The point of catching SIGSEGV this way, is not that exceptions are faster than checks, but that they *are* faster overall if the probability of the check failing, is low enough to justify avoiding this check in the general case. After all, this is why Linux (and Redox) implements copy_from_user as a catchable memcpy function, rather than walking the page tables every time. Most applications won't EFAULT more than once.

Not really userspace

Posted Jul 18, 2024 19:30 UTC (Thu) by Cyberax (✭ supporter ✭, #52523) [Link] (1 responses)

> A SIGSEGV signal, which on Redox will be handled as an 'exception' that userspace can later call a signal handler

FWIW, Windows also uses a similar model. Memory faults can be caught via SEH ("Structured Exception Handling"). It still has to round-trip through the kernel, but it's more lightweight compared to signals.

> The point of catching SIGSEGV this way, is not that exceptions are faster than checks, but that they *are* faster overall if the probability of the check failing, is low enough to justify avoiding this check in the general case. After all, this is why Linux (and Redox) implements copy_from_user as a catchable memcpy function, rather than walking the page tables every time. Most applications won't EFAULT more than once.

Sure, but then it's also fine if the signal handling is done through a userland process/thread. It will add a couple of context switches, but it'll still be fast enough.

Not really userspace

Posted Jul 19, 2024 16:16 UTC (Fri) by 4lDO2 (guest, #172237) [Link]

> FWIW, Windows also uses a similar model. Memory faults can be caught via SEH ("Structured Exception Handling"). It still has to round-trip through the kernel, but it's more lightweight compared to signals.

That's pretty cool. My understanding is that Windows generally offloads much more logic to userspace, as they can freely change the kernel/user ABI.

> Sure, but then it's also fine if the signal handling is done through a userland process/thread. It will add a couple of context switches, but it'll still be fast enough.

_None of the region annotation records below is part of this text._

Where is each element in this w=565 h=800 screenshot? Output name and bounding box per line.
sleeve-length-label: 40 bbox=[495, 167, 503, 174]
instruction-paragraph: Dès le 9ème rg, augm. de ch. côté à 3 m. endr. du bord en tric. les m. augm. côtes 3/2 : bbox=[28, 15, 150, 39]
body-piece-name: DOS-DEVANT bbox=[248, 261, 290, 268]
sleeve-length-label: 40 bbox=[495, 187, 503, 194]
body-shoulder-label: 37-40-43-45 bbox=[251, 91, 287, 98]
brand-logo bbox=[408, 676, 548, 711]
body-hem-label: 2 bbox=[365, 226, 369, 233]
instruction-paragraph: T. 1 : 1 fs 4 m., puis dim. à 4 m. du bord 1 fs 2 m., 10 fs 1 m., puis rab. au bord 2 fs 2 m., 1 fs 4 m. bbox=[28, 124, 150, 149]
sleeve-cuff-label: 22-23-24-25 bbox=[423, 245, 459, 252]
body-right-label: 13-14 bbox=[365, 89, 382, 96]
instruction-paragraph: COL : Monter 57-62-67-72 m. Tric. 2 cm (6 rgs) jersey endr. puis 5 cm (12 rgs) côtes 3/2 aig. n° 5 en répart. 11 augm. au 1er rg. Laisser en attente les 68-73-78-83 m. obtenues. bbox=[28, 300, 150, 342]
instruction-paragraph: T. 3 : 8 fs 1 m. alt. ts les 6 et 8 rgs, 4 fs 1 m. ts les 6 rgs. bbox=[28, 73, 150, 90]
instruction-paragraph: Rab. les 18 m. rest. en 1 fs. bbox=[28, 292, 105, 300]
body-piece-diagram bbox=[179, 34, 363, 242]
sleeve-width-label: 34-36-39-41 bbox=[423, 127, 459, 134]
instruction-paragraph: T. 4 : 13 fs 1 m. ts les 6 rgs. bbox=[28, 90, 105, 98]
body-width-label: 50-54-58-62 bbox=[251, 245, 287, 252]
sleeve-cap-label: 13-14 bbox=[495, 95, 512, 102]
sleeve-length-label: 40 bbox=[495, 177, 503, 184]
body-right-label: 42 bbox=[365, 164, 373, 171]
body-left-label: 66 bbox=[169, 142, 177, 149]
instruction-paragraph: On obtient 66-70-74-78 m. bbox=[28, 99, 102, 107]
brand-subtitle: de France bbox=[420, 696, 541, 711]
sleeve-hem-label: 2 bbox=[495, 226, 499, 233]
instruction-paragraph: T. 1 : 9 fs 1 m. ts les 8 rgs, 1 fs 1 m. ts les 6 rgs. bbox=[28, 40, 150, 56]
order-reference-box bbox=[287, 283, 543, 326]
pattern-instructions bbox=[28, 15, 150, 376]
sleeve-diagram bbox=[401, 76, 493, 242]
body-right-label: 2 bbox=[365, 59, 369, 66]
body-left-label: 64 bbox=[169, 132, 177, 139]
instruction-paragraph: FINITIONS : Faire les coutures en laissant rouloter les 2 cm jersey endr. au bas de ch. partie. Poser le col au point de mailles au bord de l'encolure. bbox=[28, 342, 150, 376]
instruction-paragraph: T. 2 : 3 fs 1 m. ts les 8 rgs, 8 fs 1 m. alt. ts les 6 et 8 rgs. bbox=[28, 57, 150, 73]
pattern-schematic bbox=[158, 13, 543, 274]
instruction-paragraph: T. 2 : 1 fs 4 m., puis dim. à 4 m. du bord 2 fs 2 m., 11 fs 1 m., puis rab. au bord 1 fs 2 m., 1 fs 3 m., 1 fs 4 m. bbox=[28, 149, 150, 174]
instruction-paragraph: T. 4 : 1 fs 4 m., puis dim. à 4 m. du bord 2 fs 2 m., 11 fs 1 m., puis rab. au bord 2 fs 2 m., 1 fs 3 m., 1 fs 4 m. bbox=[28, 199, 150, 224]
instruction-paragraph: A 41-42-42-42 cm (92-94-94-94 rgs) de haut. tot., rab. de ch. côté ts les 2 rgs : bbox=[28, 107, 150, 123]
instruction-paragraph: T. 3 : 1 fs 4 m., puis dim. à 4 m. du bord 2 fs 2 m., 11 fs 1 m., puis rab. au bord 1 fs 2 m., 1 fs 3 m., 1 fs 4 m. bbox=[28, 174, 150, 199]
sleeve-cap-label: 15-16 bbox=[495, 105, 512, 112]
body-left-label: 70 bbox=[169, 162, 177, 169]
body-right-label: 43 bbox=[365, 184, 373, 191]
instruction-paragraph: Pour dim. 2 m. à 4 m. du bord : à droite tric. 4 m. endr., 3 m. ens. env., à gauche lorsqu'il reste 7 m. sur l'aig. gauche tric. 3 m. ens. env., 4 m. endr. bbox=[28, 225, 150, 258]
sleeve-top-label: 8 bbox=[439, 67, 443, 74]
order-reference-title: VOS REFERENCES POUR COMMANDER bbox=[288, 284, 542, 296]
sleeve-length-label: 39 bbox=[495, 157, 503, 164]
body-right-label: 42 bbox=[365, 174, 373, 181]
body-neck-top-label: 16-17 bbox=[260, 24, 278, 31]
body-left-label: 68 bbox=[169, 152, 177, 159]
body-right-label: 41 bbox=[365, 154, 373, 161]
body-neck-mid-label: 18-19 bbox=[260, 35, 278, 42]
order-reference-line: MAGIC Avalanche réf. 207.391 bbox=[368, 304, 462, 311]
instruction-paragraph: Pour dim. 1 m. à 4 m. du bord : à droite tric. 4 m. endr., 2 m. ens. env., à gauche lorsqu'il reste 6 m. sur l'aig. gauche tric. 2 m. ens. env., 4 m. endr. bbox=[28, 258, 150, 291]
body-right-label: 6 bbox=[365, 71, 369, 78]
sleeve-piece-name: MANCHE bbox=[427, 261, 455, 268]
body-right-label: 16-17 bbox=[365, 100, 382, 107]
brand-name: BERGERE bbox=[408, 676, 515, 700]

Yeah probably. Redox will most likely implement userspace exception handling synchronously, like signals, but for many workloads those edge cases would presumably not be that noticeable either way.

Not really userspace

Posted Jul 20, 2024 0:53 UTC (Sat) by am (subscriber, #69042) [Link]

I'm not sure about bounds checking, but it's true that the JVM uses SIGSEGV for optimizations. It's optimizing for cases where it doesn't happen, though.

If you have hot code with branches checking for null that aren't being taken, the JIT will simply optimize out the checks, giving you better throughput. If a value happens to be become null after all, it will dereference it, catch the SIGSEGV, throw out the optimized code ("deoptimize"), and then continue where it left off, giving you a little latency spike.

Not really userspace

Posted Jul 17, 2024 9:21 UTC (Wed) by sthibaul (✭ supporter ✭, #54477) [Link]

> How I would do truly userspace signals:

This is what GNU/Hurd does indeed.

It's a bit hairy in some places to manage the interrupted context, but that does work indeed.